In the spirit of the holiday season, PHR will take a look at what teams are thankful for as the season approaches the midway mark. There also might be a few things your team would like down the road. We’ll examine what’s gone well in the early going and what could improve as the season rolls on for the Seattle Kraken.
What are the Kraken thankful for?
This certainly hasn’t been a very successful inaugural season for the Kraken on the ice, but getting a team at all wasn’t always a guarantee. The city of Seattle had lots of momentum toward expansion many times in the past, including serious bids in 1974 and 1990 that failed to come to fruition.
The immediate success that the Vegas Golden Knights experienced by going straight to the Stanley Cup Finals was abnormal, and perhaps set the expectations a little higher for Seattle than they should have been. Getting into the club–especially as further expansion seems unlikely, at least for a while–was the important part here.
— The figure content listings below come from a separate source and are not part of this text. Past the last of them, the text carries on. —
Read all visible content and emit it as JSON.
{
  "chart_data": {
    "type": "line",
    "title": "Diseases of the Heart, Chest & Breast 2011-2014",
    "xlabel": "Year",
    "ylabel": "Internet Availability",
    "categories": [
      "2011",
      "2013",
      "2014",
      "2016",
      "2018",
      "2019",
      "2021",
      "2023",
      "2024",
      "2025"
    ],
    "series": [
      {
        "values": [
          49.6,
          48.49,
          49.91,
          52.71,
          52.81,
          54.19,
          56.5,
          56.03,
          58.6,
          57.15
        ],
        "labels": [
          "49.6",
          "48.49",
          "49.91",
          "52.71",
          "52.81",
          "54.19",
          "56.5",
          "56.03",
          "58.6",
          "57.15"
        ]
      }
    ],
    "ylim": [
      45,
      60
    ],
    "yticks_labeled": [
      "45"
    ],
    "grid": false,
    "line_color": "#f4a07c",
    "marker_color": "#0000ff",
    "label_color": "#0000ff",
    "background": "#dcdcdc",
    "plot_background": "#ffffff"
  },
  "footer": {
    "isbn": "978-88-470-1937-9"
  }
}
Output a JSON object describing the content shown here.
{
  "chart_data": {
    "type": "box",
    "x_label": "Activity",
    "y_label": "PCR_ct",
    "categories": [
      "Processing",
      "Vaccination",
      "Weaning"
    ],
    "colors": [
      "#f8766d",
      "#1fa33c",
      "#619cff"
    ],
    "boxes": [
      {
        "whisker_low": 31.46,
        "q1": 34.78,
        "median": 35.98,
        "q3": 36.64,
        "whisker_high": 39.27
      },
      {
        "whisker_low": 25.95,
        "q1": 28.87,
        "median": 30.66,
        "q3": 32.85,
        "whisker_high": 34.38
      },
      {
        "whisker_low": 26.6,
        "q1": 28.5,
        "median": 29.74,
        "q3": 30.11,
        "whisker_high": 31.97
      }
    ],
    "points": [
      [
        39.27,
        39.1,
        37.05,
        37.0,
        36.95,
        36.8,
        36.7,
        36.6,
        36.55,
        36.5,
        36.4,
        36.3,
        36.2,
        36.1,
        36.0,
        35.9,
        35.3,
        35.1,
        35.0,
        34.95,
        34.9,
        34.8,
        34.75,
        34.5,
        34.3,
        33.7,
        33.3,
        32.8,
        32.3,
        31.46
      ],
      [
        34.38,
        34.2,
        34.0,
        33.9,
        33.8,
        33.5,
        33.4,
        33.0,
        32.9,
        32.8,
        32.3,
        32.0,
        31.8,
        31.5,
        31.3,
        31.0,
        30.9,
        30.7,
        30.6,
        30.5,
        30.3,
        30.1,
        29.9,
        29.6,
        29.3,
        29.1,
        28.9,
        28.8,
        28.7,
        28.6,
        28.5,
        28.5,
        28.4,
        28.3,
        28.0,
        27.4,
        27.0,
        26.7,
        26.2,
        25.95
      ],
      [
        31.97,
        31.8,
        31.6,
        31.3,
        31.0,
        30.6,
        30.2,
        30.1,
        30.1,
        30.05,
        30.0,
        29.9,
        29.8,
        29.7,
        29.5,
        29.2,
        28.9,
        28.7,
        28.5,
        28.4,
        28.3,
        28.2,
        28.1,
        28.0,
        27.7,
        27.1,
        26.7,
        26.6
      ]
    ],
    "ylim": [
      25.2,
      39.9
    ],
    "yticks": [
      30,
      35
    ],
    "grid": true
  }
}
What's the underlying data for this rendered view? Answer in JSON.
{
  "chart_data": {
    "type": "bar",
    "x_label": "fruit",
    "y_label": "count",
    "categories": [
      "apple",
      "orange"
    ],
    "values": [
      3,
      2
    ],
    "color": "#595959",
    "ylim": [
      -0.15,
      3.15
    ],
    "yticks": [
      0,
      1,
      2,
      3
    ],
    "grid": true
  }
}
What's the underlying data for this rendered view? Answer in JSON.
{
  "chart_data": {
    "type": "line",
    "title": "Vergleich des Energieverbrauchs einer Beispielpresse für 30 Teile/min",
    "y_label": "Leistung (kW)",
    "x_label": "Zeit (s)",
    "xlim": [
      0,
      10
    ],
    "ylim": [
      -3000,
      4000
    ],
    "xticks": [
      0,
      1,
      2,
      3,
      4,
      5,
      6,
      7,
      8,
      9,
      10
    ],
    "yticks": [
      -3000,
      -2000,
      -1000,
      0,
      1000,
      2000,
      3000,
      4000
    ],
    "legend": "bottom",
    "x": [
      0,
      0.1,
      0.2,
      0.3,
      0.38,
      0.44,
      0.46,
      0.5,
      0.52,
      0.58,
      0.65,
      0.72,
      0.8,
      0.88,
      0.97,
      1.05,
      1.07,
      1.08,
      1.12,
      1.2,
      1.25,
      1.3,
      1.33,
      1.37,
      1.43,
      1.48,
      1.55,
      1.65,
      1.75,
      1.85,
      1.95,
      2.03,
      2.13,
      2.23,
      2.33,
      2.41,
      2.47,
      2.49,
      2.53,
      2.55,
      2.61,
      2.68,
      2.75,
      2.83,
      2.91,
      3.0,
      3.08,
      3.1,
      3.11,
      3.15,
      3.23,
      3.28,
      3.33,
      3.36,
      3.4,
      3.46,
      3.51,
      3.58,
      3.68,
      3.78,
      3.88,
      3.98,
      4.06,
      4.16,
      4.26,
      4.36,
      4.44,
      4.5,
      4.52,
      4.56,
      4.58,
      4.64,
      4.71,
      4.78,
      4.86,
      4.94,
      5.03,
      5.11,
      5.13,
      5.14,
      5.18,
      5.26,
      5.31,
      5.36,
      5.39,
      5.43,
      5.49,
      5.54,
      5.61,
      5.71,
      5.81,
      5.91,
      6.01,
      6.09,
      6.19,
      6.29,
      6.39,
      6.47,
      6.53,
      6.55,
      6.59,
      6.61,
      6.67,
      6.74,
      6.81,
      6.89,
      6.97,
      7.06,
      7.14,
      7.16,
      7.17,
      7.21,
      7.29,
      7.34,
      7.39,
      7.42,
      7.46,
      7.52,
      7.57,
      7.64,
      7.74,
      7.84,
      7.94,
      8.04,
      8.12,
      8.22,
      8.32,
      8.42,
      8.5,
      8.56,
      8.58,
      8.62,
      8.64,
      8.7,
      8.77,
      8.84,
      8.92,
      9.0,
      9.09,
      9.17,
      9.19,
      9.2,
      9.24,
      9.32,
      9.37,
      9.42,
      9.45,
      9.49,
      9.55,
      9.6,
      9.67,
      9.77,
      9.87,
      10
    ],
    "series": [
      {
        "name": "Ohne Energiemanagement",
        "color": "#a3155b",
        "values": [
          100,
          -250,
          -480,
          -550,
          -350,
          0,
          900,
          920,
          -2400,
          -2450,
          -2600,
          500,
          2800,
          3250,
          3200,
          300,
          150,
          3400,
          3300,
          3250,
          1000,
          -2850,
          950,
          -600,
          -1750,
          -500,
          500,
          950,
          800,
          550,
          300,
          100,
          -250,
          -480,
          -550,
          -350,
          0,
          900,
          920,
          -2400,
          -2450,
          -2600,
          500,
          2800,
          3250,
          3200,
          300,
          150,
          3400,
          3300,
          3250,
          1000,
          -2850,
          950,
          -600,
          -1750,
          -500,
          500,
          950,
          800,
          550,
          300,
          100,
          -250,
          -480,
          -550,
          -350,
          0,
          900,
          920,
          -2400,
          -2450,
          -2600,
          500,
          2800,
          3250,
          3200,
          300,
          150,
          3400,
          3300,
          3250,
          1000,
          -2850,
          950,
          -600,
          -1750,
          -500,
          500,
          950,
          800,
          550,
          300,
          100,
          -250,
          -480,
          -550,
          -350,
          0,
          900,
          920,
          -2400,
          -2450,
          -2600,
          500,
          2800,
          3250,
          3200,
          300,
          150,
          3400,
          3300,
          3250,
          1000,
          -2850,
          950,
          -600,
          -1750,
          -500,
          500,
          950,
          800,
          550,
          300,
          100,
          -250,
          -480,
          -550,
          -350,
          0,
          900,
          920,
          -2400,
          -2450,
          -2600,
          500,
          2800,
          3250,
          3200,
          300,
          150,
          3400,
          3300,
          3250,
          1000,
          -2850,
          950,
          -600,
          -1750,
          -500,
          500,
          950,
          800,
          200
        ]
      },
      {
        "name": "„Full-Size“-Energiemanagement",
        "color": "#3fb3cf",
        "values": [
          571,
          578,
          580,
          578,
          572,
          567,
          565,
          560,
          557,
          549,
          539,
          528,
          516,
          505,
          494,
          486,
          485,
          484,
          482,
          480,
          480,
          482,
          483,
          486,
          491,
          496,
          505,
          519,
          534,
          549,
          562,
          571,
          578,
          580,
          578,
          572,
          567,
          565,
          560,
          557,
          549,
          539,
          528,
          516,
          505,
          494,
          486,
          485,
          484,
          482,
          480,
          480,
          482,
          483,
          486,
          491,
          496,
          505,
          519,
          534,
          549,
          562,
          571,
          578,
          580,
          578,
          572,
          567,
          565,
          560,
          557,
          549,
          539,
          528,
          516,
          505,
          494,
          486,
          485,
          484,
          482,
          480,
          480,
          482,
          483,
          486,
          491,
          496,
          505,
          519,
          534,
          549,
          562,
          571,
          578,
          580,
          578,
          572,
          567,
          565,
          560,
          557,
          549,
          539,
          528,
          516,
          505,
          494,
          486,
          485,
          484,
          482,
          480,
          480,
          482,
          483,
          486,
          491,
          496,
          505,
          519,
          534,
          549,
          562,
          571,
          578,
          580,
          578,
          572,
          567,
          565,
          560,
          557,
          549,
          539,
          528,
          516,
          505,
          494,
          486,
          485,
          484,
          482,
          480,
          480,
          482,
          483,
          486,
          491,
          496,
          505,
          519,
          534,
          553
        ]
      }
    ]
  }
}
It’s been a bit of a frustrating season for Beniers, who missed his chance for a second World Junior gold medal when the tournament was canceled early on. But make no mistake, the second overall pick from 2021 is going to be a core piece for the Kraken before long.
In 21 games for Michigan, the do-it-all centerman has 24 points (including two tonight in a big win against UMass) and could soon suit up at the Olympics for Team USA. If he decides to turn pro and sign after his college season ends, there’s little doubt that he’ll be one of the most exciting players in the lineup for Seattle most nights. Having that presence down the middle is a good start.
What would the Kraken be even more thankful for?
A few saves.
It’s not that the only problem with the Kraken this season has been the goaltending, but it’s certainly been the biggest. The duo of Philipp Grubauer and Chris Driedger–one that combines for a $9.4MM cap hit–has been dreadful, leading to a league-worst .883 team save percentage on the season. If you are more analytically inclined, Grubauer’s -17.8 goals saved above average leads all netminders by a wide margin. The next worst, if you can call it that, is Joonas Korpisalo at -8.65.
The worry here is that Grubauer signed a six-year, $35.4MM deal with Seattle in the offseason, one that already seemed odd at the time but now appears downright dangerous. If the 30-year-old netminder can’t find his game, it could be a boat anchor for the Kraken to deal with through the first part of their history.
What should be on the Kraken wish list?
This team isn’t as bad as their 10-19-4 record suggests, but they also aren’t anywhere near a playoff contender at this point. The draft picks that everyone though they would acquire through the expansion process should be the target at the deadline, with basically no roster players off the table, even ones with term left on their contracts.
If someone wants to pay up to add Yanni Gourde, the Kraken should consider moving the 30-year-old center. Adam Larsson a relatively inexpensive defense target for a contender? Why not entertain the offer?
The issue for Seattle is that they also handed out several no-trade clauses in their first round of free agency, for whatever reason. Larsson, Grubauer, Jaden Schwartz, and Jamie Oleksiak, were all given full trade protection in their new deals. That kind of early spending is only going to make it more difficult to strip the roster back if that investment proves to be a premature one and the Kraken continue to struggle in the years to come.